Edison was part of a national science expedition that was sent into the West to make discoveries during the eclipse, and he had a new invention that he promised would be able to measure the temperature of the sun.

“This device was called the tasimeter and, at the time, he was hyping it, and the newspapers were hyping it as it was going to be bigger than the phonograph. Well, you can probably guess how that turned out. I would suspect most folks have never heard of the tasimeter.” said Baron.

That’s because it didn’t actually work.

Another character in the book and musical is the then world-famous planet-hunter James Craig Watson. Back in 1878 the solar system was much more mysterious. Watson and others were in a frenzy to find new planets and name them.

“Asteroids were called minor planets, and they were given names just like the major planets. So James Craig Watson was in a race with other astronomers to find the most asteroids. But in 1878, he went west for the total solar eclipse to find something even more impressive than another minor planet, another asteroid, he was going to look for a major planet, a planet called Vulcan,” said Baron.

The theory was that Vulcan was between planet Mercury and the sun—so close to the sun that it could only be seen during a total solar eclipse. Spoiler alert—he didn’t find it. But he claimed to the last days that Vulcan is real and he found it.

Also out West for the eclipse was Vassar astronomer Maria Mitchell. She organized an all-female expedition to the frontier not so much as to prove anything about the sun but about women.
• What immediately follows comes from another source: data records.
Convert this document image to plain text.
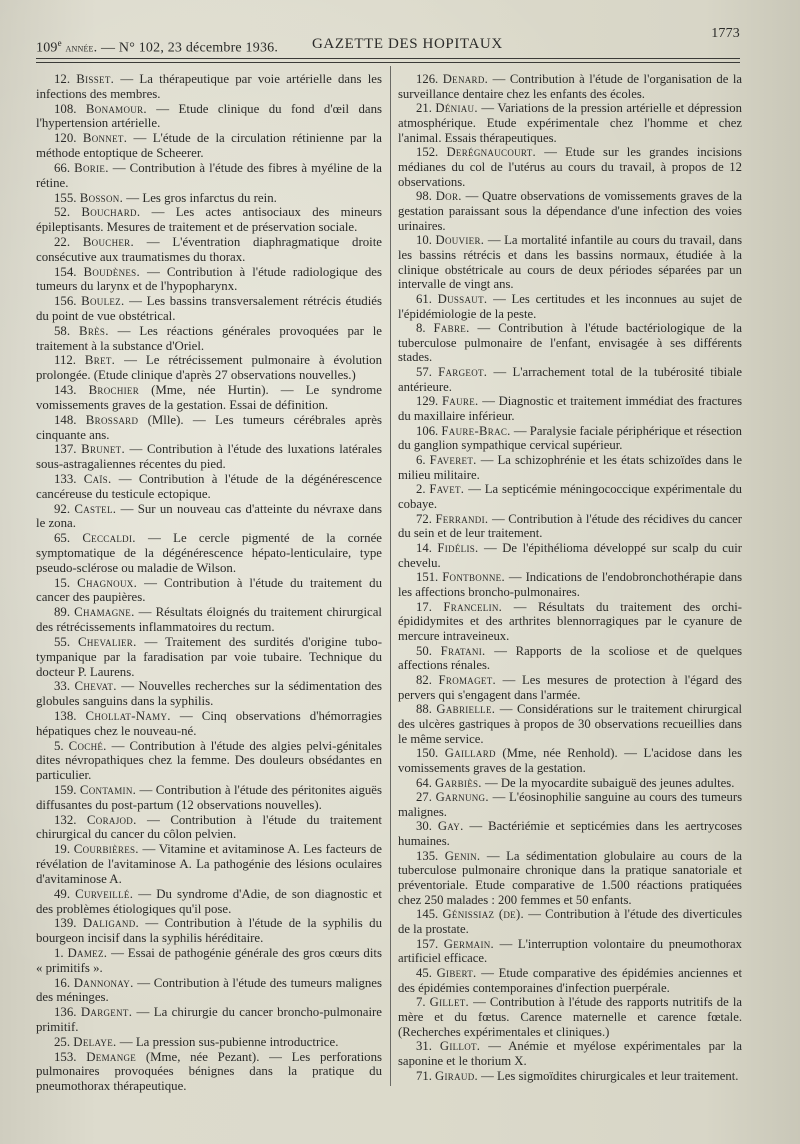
109e année. — N° 102, 23 décembre 1936. GAZETTE DES HOPITAUX
1773

12. Bisset. — La thérapeutique par voie artérielle dans les infections des membres.

108. Bonamour. — Etude clinique du fond d'œil dans l'hypertension artérielle.

120. Bonnet. — L'étude de la circulation rétinienne par la méthode entoptique de Scheerer.

66. Borie. — Contribution à l'étude des fibres à myéline de la rétine.

155. Bosson. — Les gros infarctus du rein.

52. Bouchard. — Les actes antisociaux des mineurs épileptisants. Mesures de traitement et de préservation sociale.

22. Boucher. — L'éventration diaphragmatique droite consécutive aux traumatismes du thorax.

154. Boudènes. — Contribution à l'étude radiologique des tumeurs du larynx et de l'hypopharynx.

156. Boulez. — Les bassins transversalement rétrécis étudiés du point de vue obstétrical.

58. Brès. — Les réactions générales provoquées par le traitement à la substance d'Oriel.

112. Bret. — Le rétrécissement pulmonaire à évolution prolongée. (Etude clinique d'après 27 observations nouvelles.)

143. Brochier (Mme, née Hurtin). — Le syndrome vomissements graves de la gestation. Essai de définition.

148. Brossard (Mlle). — Les tumeurs cérébrales après cinquante ans.

137. Brunet. — Contribution à l'étude des luxations latérales sous-astragaliennes récentes du pied.

133. Caïs. — Contribution à l'étude de la dégénérescence cancéreuse du testicule ectopique.

92. Castel. — Sur un nouveau cas d'atteinte du névraxe dans le zona.

65. Ceccaldi. — Le cercle pigmenté de la cornée symptomatique de la dégénérescence hépato-lenticulaire, type pseudo-sclérose ou maladie de Wilson.

15. Chagnoux. — Contribution à l'étude du traitement du cancer des paupières.

89. Chamagne. — Résultats éloignés du traitement chirurgical des rétrécissements inflammatoires du rectum.

55. Chevalier. — Traitement des surdités d'origine tubo-tympanique par la faradisation par voie tubaire. Technique du docteur P. Laurens.

33. Chevat. — Nouvelles recherches sur la sédimentation des globules sanguins dans la syphilis.

138. Chollat-Namy. — Cinq observations d'hémorragies hépatiques chez le nouveau-né.

5. Coché. — Contribution à l'étude des algies pelvi-génitales dites névropathiques chez la femme. Des douleurs obsédantes en particulier.

159. Contamin. — Contribution à l'étude des péritonites aiguës diffusantes du post-partum (12 observations nouvelles).

132. Corajod. — Contribution à l'étude du traitement chirurgical du cancer du côlon pelvien.

19. Courbières. — Vitamine et avitaminose A. Les facteurs de révélation de l'avitaminose A. La pathogénie des lésions oculaires d'avitaminose A.

49. Curveillé. — Du syndrome d'Adie, de son diagnostic et des problèmes étiologiques qu'il pose.

139. Daligand. — Contribution à l'étude de la syphilis du bourgeon incisif dans la syphilis héréditaire.

1. Damez. — Essai de pathogénie générale des gros cœurs dits « primitifs ».

16. Dannonay. — Contribution à l'étude des tumeurs malignes des méninges.

136. Dargent. — La chirurgie du cancer broncho-pulmonaire primitif.

25. Delaye. — La pression sus-pubienne introductrice.

153. Demange (Mme, née Pezant). — Les perforations pulmonaires provoquées bénignes dans la pratique du pneumothorax thérapeutique.

126. Denard. — Contribution à l'étude de l'organisation de la surveillance dentaire chez les enfants des écoles.

21. Déniau. — Variations de la pression artérielle et dépression atmosphérique. Etude expérimentale chez l'homme et chez l'animal. Essais thérapeutiques.

152. Derégnaucourt. — Etude sur les grandes incisions médianes du col de l'utérus au cours du travail, à propos de 12 observations.

98. Dor. — Quatre observations de vomissements graves de la gestation paraissant sous la dépendance d'une infection des voies urinaires.

10. Douvier. — La mortalité infantile au cours du travail, dans les bassins rétrécis et dans les bassins normaux, étudiée à la clinique obstétricale au cours de deux périodes séparées par un intervalle de vingt ans.

61. Dussaut. — Les certitudes et les inconnues au sujet de l'épidémiologie de la peste.

8. Fabre. — Contribution à l'étude bactériologique de la tuberculose pulmonaire de l'enfant, envisagée à ses différents stades.

57. Fargeot. — L'arrachement total de la tubérosité tibiale antérieure.

129. Faure. — Diagnostic et traitement immédiat des fractures du maxillaire inférieur.

106. Faure-Brac. — Paralysie faciale périphérique et résection du ganglion sympathique cervical supérieur.

6. Faveret. — La schizophrénie et les états schizoïdes dans le milieu militaire.

2. Favet. — La septicémie méningococcique expérimentale du cobaye.

72. Ferrandi. — Contribution à l'étude des récidives du cancer du sein et de leur traitement.

14. Fidélis. — De l'épithélioma développé sur scalp du cuir chevelu.

151. Fontbonne. — Indications de l'endobronchothérapie dans les affections broncho-pulmonaires.

17. Francelin. — Résultats du traitement des orchi-épididymites et des arthrites blennorragiques par le cyanure de mercure intraveineux.

50. Fratani. — Rapports de la scoliose et de quelques affections rénales.

82. Fromaget. — Les mesures de protection à l'égard des pervers qui s'engagent dans l'armée.

88. Gabrielle. — Considérations sur le traitement chirurgical des ulcères gastriques à propos de 30 observations recueillies dans le même service.

150. Gaillard (Mme, née Renhold). — L'acidose dans les vomissements graves de la gestation.

64. Garbiès. — De la myocardite subaiguë des jeunes adultes.

27. Garnung. — L'éosinophilie sanguine au cours des tumeurs malignes.

30. Gay. — Bactériémie et septicémies dans les aertrycoses humaines.

135. Genin. — La sédimentation globulaire au cours de la tuberculose pulmonaire chronique dans la pratique sanatoriale et préventoriale. Etude comparative de 1.500 réactions pratiquées chez 250 malades : 200 femmes et 50 enfants.

145. Génissiaz (de). — Contribution à l'étude des diverticules de la prostate.

157. Germain. — L'interruption volontaire du pneumothorax artificiel efficace.

45. Gibert. — Etude comparative des épidémies anciennes et des épidémies contemporaines d'infection puerpérale.

7. Gillet. — Contribution à l'étude des rapports nutritifs de la mère et du fœtus. Carence maternelle et carence fœtale. (Recherches expérimentales et cliniques.)

31. Gillot. — Anémie et myélose expérimentales par la saponine et le thorium X.

71. Giraud. — Les sigmoïdites chirurgicales et leur traitement.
“This was a time when, of course, you can imagine it was not easy to be a female scientist, but in fact, higher education for women overall was thought to be a risky social experiment. And a book had come out just a short time earlier by a very prominent Boston doctor claiming that higher education was bad for a woman's health. He claimed, in all seriousness, that if a young woman used her brain too much, it would sap energy from other parts of her maturing body, including her reproductive organs, and it would turn her into a sterile, masculine, invalid,” said Baron.

Mitchell had set out to prove that anti-feminism theory wrong and that women were just as capable as men in science. But this was a time when it was still difficult to tell the difference from science and fiction.

Which according to Michael John LaChuga is certainly something worth singing about.

“That's a miracle of it all. That's why we love our musicals. We love singing,” he said.